Background on Why I Blog And More Background Info
As a man who has cerebral palsy, mental health issues and survivor of domestic violence it is hard to share my story. I used to be ashamed of who I was and who I had become, it was around 2013 that I became so depressed that life wasn’t worth living. My body wasn’t working correctly, I was slower than my peers and weaker. I wasn’t anything to write home about so I thought that maybe I needed to end my life… I would never have produce videos on Youtube prior to this nor would I had written about the struggles in my life for all of the public to view! This is an amateur blog but look forward to meeting new people on the web.
Life is tough with Cerebral Palsy but I still get around. Others in my own community don’t believe that I have problems because they can’t see them. I was lucky enough to get one of the best surgeons to do two surgeries to make it so I could walk while an adult. It took me some time to relearn to walk but now I am here. I can say I am about 50% weaker than most people my age, I can’t do general labor jobs because I am so slow and don’t have the energy that a normal 28-year-old person has. I sometimes wake up in the middle of the night feeling as if I am completely numb because my muscles are so tense. My voice, it is hard to listen to in the videos as I voice over some of my youtube videos and find it hard to speak some days because of the strain.
Good news, I just graduated with my Bachelor’s degree and am searching for work as a guy with Cerebral Palsy, I have been active in the mental health community and am part of the board of a local non-profit that advocates for those with mental illness.
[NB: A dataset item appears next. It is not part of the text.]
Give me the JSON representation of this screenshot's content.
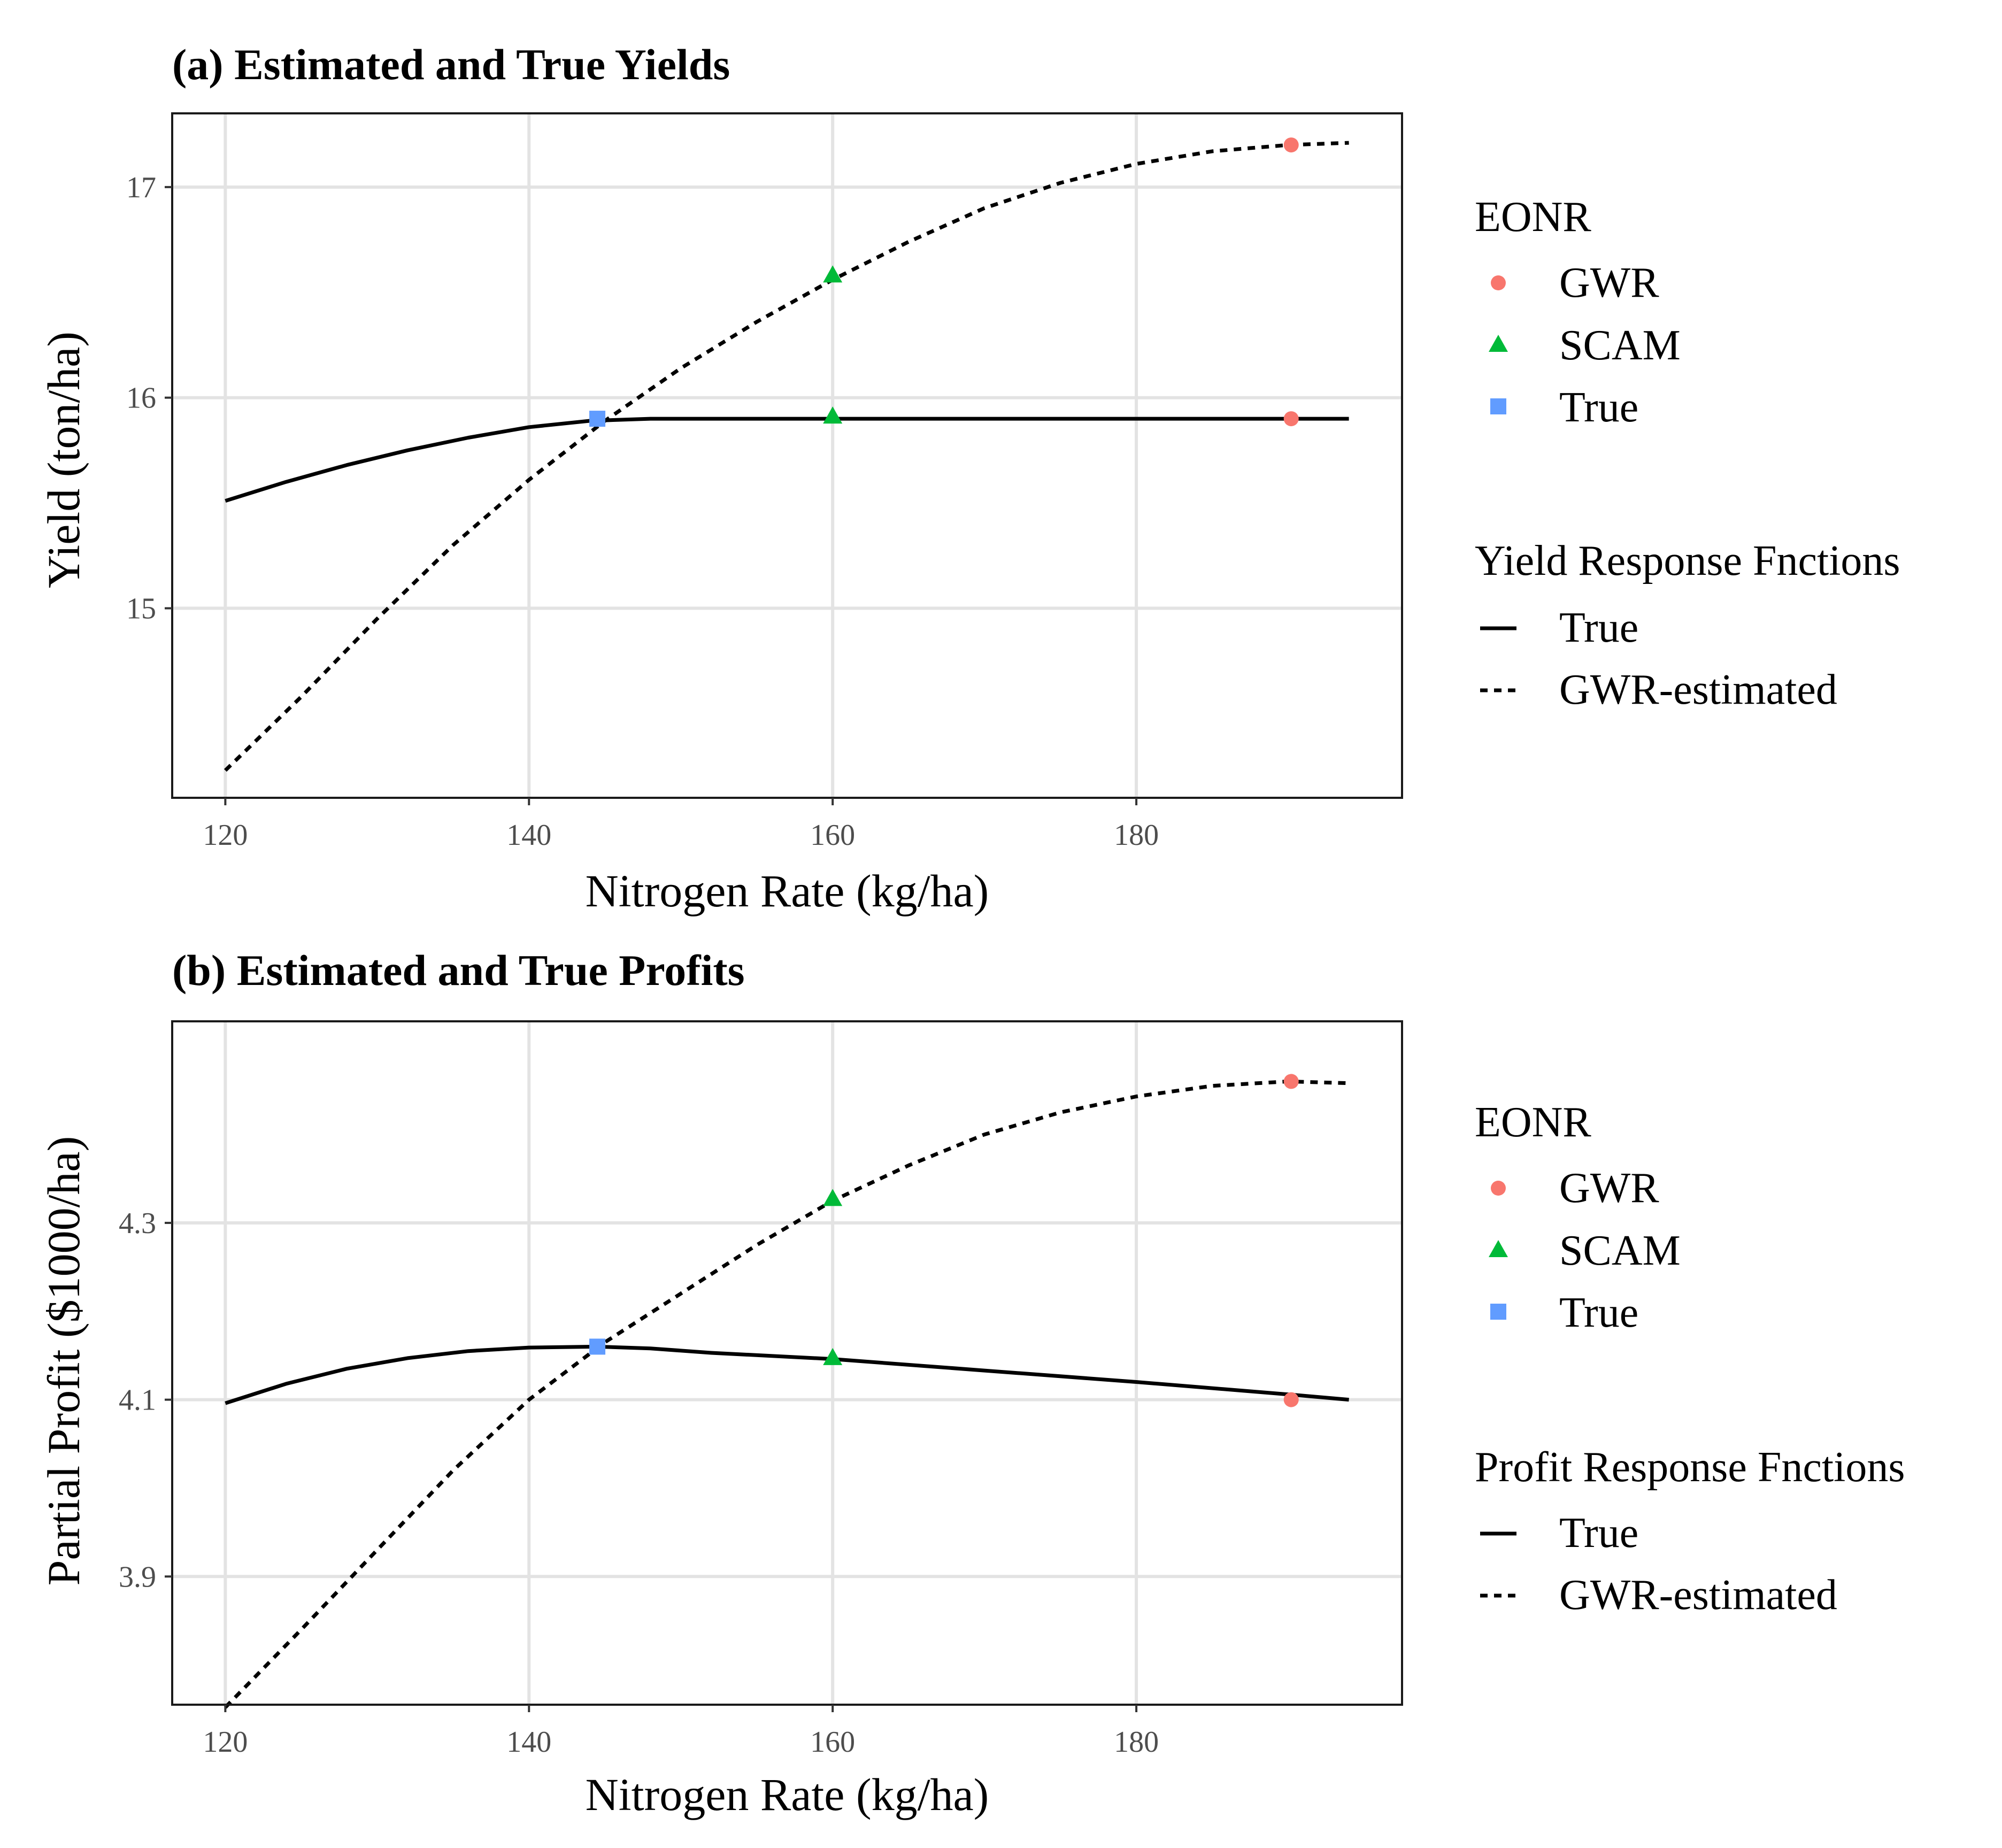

We don’t have such a luxury of Cerebral Palsy advocacy networks in my community as it isn’t as funded, but I have reached out to other organizations. Some of my goals for this blog include a series of posts (A multipart series) of how I grew up with Cerebral Palsy and other tidbits. The sky is the limit, yet I don’t feel that limit coming over me. My next goal will be to figure out a way to speak up about everything going on.